AI Case Study

Google's cocktail party effect uniquely identifies and focuses on an individual's voice while watching a video of people talking in a crowded room

Google Research created models that could separate speech in a crowded room. They created a deep neural network system based on ensembles, convolutional neural networks and bidirectional LSTMs models. They trained it on 2000 hours of video clips of a single person visible to the camera and talking with no background interference. They were able to accurately separate speech and this could lead to applications in speech enhancement and recognition in videos along with improved hearing aids.

Industry

Technology

Internet Services Consumer

Project Overview

Google developed "a deep network-based model that incorporates both visual and auditory signals to solve this task. The visual features are used to 'focus' the audio on desired speakers in a scene and to improve the speech separation quality. To train our joint audio-visual model, we introduce AVSpeech, a new dataset comprised of thousands of hours of video segments from the Web. We demonstrate the applicability of our method to classic speech separation tasks, as well as real-world scenarios involving heated interviews, noisy bars, and screaming children, only requiring the user to specify the face of the person in the video whose speech they want to isolate.

"Our method works on ordinary videos with a single audio track, and all that is required from the user is to select the face of the person in the video they want to hear, or to have such a person be selected algorithmically based on context.
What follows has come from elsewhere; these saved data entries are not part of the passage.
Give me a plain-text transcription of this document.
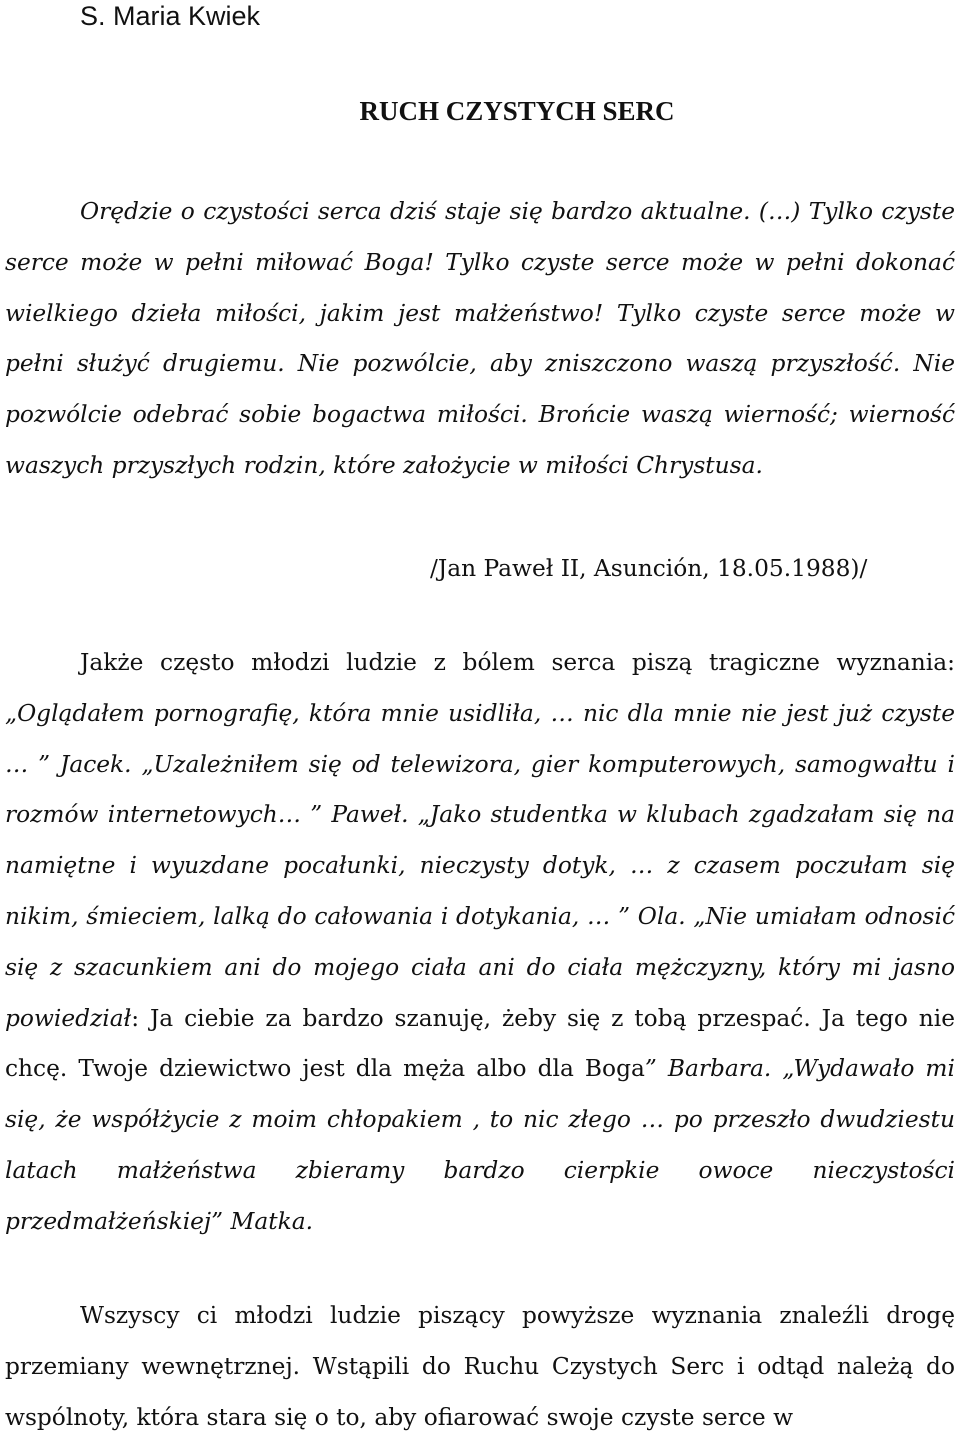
S. Maria Kwiek

RUCH CZYSTYCH SERC

Orędzie o czystości serca dziś staje się bardzo aktualne. (…) Tylko czyste serce może w pełni miłować Boga! Tylko czyste serce może w pełni dokonać wielkiego dzieła miłości, jakim jest małżeństwo! Tylko czyste serce może w pełni służyć drugiemu. Nie pozwólcie, aby zniszczono waszą przyszłość. Nie pozwólcie odebrać sobie bogactwa miłości. Brońcie waszą wierność; wierność waszych przyszłych rodzin, które założycie w miłości Chrystusa.

/Jan Paweł II, Asunción, 18.05.1988)/

Jakże często młodzi ludzie z bólem serca piszą tragiczne wyznania: „Oglądałem pornografię, która mnie usidliła, … nic dla mnie nie jest już czyste … ” Jacek. „Uzależniłem się od telewizora, gier komputerowych, samogwałtu i rozmów internetowych… ” Paweł. „Jako studentka w klubach zgadzałam się na namiętne i wyuzdane pocałunki, nieczysty dotyk, … z czasem poczułam się nikim, śmieciem, lalką do całowania i dotykania, … ” Ola. „Nie umiałam odnosić się z szacunkiem ani do mojego ciała ani do ciała mężczyzny, który mi jasno powiedział: Ja ciebie za bardzo szanuję, żeby się z tobą przespać. Ja tego nie chcę. Twoje dziewictwo jest dla męża albo dla Boga” Barbara. „Wydawało mi się, że współżycie z moim chłopakiem , to nic złego … po przeszło dwudziestu latach małżeństwa zbieramy bardzo cierpkie owoce nieczystości przedmałżeńskiej” Matka.

Wszyscy ci młodzi ludzie piszący powyższe wyznania znaleźli drogę przemiany wewnętrznej. Wstąpili do Ruchu Czystych Serc i odtąd należą do wspólnoty, która stara się o to, aby ofiarować swoje czyste serce w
We believe this capability can have a wide range of applications, from speech enhancement and recognition in videos, through video conferencing, to improved hearing aids, especially in situations where there are multiple people speaking.

Reported Results

Google claims "clear advantage over state-of-the-art audio-only speech separation in cases of mixed speech. In addition, our model, which is speaker-independent (trained once, applicable to any speaker), produces better results than recent audio-visual speech separation methods that are speaker-dependent (require training a separate model for each speaker of interest)."
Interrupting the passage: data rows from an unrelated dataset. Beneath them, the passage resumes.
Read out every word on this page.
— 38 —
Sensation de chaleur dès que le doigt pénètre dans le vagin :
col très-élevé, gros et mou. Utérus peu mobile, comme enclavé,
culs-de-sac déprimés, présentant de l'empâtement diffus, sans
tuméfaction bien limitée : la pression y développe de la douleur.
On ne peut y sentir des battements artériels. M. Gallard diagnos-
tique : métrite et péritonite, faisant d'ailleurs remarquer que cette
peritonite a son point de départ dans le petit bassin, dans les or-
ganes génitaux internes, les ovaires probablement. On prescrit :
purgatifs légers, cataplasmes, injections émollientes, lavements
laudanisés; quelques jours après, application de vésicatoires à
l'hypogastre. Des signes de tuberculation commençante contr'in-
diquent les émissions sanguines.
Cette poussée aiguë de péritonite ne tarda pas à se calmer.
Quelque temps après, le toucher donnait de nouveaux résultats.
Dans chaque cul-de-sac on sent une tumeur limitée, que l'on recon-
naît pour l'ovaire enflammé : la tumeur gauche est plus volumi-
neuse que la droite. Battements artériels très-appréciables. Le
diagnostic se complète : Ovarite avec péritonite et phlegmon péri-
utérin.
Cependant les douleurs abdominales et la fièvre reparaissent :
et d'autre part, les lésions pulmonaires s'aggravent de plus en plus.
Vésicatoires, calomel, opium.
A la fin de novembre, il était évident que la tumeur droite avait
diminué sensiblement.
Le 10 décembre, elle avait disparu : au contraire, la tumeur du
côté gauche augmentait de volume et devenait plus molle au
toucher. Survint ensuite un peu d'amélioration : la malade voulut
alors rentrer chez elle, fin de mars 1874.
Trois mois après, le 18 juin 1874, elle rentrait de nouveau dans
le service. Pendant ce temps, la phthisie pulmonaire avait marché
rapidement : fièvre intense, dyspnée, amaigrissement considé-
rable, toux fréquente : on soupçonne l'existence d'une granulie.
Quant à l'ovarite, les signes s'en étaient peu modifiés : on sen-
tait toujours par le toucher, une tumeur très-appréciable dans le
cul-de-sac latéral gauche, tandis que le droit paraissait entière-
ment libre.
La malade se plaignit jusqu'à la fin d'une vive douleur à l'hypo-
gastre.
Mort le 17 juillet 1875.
Google believes "this capability can have a wide range of applications, from speech enhancement and recognition in videos, through video conferencing, to improved hearing aids, especially in situations where there are multiple people speaking."

Technology

An Audio-Visual Speech Separation Model
"To generate training examples, we started by gathering a large collection of 100,000 high-quality videos of lectures and talks from YouTube. From these videos, we extracted segments with a clean speech (e.g. no mixed music, audience sounds or other speakers) and with a single speaker visible in the video frames. This resulted in roughly 2000 hours of video clips, each of a single person visible to the camera and talking with no background interference. We then used this clean data to generate 'synthetic cocktail parties' -- mixtures of face videos and their corresponding speech from separate video sources, along with non-speech background noise we obtained from AudioSet."

Using this data, we were able to train a multi-stream convolutional neural network-based model to split the synthetic cocktail mixture into separate audio streams for each speaker in the video. The input to the network are visual features extracted from the face thumbnails of detected speakers in each frame, and a spectrogram representation of the video’s soundtrack. During training, the network learns (separate) encodings for the visual and auditory signals, then it fuses them together to form a joint audio-visual representation. With that joint representation, the network learns to output a time-frequency mask for each speaker. The output masks are multiplied by the noisy input spectrogram and converted back to a time-domain waveform to obtain an isolated, clean speech signal for each speaker. For full details, see our paper.

Function

R And D

Core Research And Development

Background

"People are remarkably good at focusing their attention on a particular person in a noisy environment, mentally 'muting' all other voices and sounds. Known as the cocktail party effect, this capability comes natural to us humans. However, automatic speech separation — separating an audio signal into its individual speech sources — while a well-studied problem, remains a significant challenge for computers."

Benefits

Data

"To generate training examples, we started by gathering a large collection of 100,000 high-quality videos of lectures and talks from YouTube. From these videos, we extracted segments with a clean speech (e.g. no mixed music, audience sounds or other speakers) and with a single speaker visible in the video frames. This resulted in roughly 2000 hours of video clips, each of a single person visible to the camera and talking with no background interference. We then used this clean data to generate 'synthetic cocktail parties' -- mixtures of face videos and their corresponding speech from separate video sources, along with non-speech background noise we obtained from AudioSet."